Spike made sure to get cameos from every college coach he could find. He made sure to have a quick word from a number of NBA stars of the time including of course Michael Jordan, whose signature shoes have enough screentime to deserve a poster credit. He made sure to namecheck Sports Illustrated, SportsCentre and co. Apparently though he couldn’t craft a decent, compelling and interesting story from the subject matter.
Sure Denzel plays the repentant Dad role well, Ray Allen is fine as son Jesus and a bunch of other character actors are all OK, but they have nothing to do and end up buried under the usual avalanche of Spike Lee staple elements; Pointless 1 second sepia cutaways. Overpowering musical score. Shrill, loud bad acting kids in flashbacks – (seriously Spike – does every movie need this hackneyed technique?) and the aforementioned cameos, more than you could throw an NBA ball at.
The film just isn’t that dramatic for a drama.
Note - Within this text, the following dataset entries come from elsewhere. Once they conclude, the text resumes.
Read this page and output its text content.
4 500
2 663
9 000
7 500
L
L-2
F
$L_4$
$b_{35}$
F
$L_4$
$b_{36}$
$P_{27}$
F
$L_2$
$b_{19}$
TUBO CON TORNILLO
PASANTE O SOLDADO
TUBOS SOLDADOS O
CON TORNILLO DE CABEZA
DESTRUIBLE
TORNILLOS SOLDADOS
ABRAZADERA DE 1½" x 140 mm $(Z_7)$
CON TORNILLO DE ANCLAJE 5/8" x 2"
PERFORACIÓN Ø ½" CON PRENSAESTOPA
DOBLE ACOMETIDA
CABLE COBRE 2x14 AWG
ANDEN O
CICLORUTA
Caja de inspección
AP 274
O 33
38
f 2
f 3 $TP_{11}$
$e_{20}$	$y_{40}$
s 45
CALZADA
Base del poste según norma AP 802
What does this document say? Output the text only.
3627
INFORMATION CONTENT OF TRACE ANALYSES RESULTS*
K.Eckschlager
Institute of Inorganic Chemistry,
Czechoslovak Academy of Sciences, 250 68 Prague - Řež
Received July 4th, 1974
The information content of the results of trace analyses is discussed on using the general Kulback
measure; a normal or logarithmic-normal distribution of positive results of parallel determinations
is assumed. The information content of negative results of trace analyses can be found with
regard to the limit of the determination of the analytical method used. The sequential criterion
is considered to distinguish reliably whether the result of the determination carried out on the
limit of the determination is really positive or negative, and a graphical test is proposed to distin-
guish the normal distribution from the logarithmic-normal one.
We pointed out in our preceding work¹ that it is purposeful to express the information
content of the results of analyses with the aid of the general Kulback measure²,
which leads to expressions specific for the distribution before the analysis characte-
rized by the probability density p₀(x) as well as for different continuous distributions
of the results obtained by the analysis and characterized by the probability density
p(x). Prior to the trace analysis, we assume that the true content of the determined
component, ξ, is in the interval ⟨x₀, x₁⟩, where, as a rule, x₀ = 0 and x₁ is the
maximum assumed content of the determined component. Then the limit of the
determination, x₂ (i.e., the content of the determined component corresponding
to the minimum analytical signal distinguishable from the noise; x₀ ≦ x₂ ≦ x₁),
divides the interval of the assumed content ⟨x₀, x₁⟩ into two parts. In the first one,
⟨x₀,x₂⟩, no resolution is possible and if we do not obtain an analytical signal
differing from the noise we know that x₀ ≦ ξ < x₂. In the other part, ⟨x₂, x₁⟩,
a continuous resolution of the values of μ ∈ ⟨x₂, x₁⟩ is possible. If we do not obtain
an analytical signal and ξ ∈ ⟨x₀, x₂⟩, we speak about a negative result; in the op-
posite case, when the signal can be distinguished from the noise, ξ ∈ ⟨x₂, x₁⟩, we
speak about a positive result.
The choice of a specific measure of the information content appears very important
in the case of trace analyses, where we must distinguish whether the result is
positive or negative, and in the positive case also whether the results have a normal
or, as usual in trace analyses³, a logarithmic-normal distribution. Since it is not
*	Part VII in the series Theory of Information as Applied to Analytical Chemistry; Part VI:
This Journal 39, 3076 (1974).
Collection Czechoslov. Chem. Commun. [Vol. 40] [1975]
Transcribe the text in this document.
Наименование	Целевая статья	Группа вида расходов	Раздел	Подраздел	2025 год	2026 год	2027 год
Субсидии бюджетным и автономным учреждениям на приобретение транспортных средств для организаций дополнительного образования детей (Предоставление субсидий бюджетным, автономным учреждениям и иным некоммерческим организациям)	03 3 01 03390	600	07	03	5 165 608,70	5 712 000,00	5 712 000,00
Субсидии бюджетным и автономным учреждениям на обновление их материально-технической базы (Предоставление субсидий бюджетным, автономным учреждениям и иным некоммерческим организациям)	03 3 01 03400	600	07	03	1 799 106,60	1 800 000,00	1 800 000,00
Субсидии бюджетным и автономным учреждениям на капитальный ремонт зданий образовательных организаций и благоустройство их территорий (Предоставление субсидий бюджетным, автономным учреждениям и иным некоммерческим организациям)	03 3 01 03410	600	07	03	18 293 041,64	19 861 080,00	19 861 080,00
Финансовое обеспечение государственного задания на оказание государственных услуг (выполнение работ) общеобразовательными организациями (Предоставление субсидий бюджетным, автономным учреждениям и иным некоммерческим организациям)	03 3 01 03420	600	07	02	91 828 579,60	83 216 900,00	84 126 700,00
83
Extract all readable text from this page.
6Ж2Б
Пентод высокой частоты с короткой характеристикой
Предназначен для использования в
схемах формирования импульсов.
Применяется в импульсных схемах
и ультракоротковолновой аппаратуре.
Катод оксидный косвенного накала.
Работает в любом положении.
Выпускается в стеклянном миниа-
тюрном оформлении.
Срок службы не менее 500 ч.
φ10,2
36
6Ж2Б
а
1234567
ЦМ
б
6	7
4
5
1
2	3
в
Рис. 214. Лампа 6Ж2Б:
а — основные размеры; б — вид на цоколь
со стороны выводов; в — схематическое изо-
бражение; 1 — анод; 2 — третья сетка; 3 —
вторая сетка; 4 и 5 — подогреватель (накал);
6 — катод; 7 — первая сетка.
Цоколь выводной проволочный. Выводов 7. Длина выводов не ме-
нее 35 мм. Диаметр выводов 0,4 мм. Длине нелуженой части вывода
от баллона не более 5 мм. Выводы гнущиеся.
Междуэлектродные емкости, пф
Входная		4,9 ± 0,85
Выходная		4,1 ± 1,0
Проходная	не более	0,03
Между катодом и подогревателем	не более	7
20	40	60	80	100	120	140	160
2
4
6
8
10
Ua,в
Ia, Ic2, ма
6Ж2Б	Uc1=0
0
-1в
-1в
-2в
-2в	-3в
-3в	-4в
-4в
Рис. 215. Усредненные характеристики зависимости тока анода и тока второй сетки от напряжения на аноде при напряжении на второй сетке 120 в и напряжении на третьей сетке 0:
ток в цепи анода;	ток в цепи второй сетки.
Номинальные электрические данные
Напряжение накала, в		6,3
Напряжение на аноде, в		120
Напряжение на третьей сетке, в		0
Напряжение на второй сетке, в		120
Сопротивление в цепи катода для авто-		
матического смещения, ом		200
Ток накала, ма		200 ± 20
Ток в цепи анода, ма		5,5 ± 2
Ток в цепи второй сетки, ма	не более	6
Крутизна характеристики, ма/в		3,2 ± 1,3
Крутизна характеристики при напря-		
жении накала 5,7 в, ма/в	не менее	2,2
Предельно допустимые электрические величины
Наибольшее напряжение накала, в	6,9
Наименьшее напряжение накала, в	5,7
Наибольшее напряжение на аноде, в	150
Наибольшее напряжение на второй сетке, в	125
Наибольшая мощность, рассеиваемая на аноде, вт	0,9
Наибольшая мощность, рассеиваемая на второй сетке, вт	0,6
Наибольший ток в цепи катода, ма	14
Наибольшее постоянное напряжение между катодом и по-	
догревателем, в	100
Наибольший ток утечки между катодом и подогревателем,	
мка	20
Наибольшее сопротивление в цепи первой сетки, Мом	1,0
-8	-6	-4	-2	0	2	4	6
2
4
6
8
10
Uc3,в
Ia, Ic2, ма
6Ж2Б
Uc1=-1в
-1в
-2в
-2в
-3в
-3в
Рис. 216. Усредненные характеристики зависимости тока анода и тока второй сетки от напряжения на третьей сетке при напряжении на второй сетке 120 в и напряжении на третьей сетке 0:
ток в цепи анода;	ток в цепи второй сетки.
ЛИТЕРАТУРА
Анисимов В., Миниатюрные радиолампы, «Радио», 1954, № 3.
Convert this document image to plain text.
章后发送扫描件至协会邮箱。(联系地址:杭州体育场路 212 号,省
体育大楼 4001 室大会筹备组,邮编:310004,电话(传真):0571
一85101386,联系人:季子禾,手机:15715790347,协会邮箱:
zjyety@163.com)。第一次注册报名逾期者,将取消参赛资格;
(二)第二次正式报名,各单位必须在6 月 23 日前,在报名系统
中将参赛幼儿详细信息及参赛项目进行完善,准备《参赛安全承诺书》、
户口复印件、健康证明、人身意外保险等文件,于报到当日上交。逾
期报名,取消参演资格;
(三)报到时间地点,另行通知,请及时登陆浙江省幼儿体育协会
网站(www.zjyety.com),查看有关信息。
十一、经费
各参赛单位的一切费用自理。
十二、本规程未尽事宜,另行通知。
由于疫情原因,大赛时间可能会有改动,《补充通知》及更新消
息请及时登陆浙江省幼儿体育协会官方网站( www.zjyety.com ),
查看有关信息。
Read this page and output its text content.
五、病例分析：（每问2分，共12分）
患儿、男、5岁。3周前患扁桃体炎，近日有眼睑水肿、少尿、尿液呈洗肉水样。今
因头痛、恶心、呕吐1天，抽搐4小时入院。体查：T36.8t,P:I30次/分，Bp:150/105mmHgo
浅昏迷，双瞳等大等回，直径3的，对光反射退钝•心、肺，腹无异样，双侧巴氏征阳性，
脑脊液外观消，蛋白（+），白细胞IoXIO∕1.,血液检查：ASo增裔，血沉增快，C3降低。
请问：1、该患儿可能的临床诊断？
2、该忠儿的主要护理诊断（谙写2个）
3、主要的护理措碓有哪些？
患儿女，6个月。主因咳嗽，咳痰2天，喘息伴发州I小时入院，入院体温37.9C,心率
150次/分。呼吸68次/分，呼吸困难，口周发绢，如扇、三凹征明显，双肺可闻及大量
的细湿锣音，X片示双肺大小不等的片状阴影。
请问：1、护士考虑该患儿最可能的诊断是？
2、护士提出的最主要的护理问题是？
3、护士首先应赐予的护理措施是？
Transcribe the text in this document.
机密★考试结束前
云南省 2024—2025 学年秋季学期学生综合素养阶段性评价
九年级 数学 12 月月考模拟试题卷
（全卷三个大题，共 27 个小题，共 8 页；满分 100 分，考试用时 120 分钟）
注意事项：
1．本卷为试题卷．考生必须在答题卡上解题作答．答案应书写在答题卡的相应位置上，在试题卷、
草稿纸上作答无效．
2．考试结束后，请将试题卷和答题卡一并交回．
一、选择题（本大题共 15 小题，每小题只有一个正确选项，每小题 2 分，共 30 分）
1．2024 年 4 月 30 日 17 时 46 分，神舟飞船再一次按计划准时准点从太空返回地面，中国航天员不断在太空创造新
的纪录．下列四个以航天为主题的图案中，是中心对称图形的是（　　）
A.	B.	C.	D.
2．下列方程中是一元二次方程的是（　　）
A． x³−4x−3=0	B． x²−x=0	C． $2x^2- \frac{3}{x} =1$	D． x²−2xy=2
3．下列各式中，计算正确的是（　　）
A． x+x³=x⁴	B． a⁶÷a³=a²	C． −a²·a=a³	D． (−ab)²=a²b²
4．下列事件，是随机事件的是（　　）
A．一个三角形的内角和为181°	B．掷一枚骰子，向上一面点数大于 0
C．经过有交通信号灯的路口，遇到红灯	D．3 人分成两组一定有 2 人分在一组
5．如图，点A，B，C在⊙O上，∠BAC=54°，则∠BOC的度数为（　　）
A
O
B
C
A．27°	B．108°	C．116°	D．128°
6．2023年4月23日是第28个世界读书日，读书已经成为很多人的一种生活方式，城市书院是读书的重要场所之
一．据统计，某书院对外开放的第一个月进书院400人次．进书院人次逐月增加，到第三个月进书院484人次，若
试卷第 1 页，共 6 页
Instead Spike just lazily trawls through the already known roadblocks and threats every young soon-to-be NBA millionaire faces, hoochie mamas, super-agents, fake-friends and family hangers on.
Nothing seems more perfunctory than the brief montage of naked flesh that accompany the news that rich black men are tempting to women.
And no-one seems more enamoured and spellbound than Spike in the scene where Jesus meets a sleazy, slick sports agent. It’s like Spike himself is pissed he never got his chance at the NBA dream and is living vicariously through his film.
Even the basketball scenes, featuring genuine NBA players of the time, lack any real oomph, just enough moments and perfunctory highlights to illustrate that yes, Jesus has skillz.
Subplots are introduced to be ignored, others raised just to tick them off and move on, and the two-headed parallel endings both made no sense. At least with ‘Do the Right Thing’ the confusing ending was forgivable because the first 90 minutes were interesting and powerful enough.
He Got Game doesn’t merit that forgiveness or allowance for ambiguity. It is a clumsy work of indulgence from a tireless self promoter who should be better than this.
Spike is a film-making Vince Carter, blessed with ability and vision, but too often allowed to showboat and make excuses for his own deficiencies.
Final Rating – 5.5 / 10. Of course Ray Allen has since spent a further 15 seasons in the NBA playing at a high level and destined for the Hall of Fame. If this film was an NBA player it would be grafting a career in a crappy overseas league, having long since worn out its big league welcome.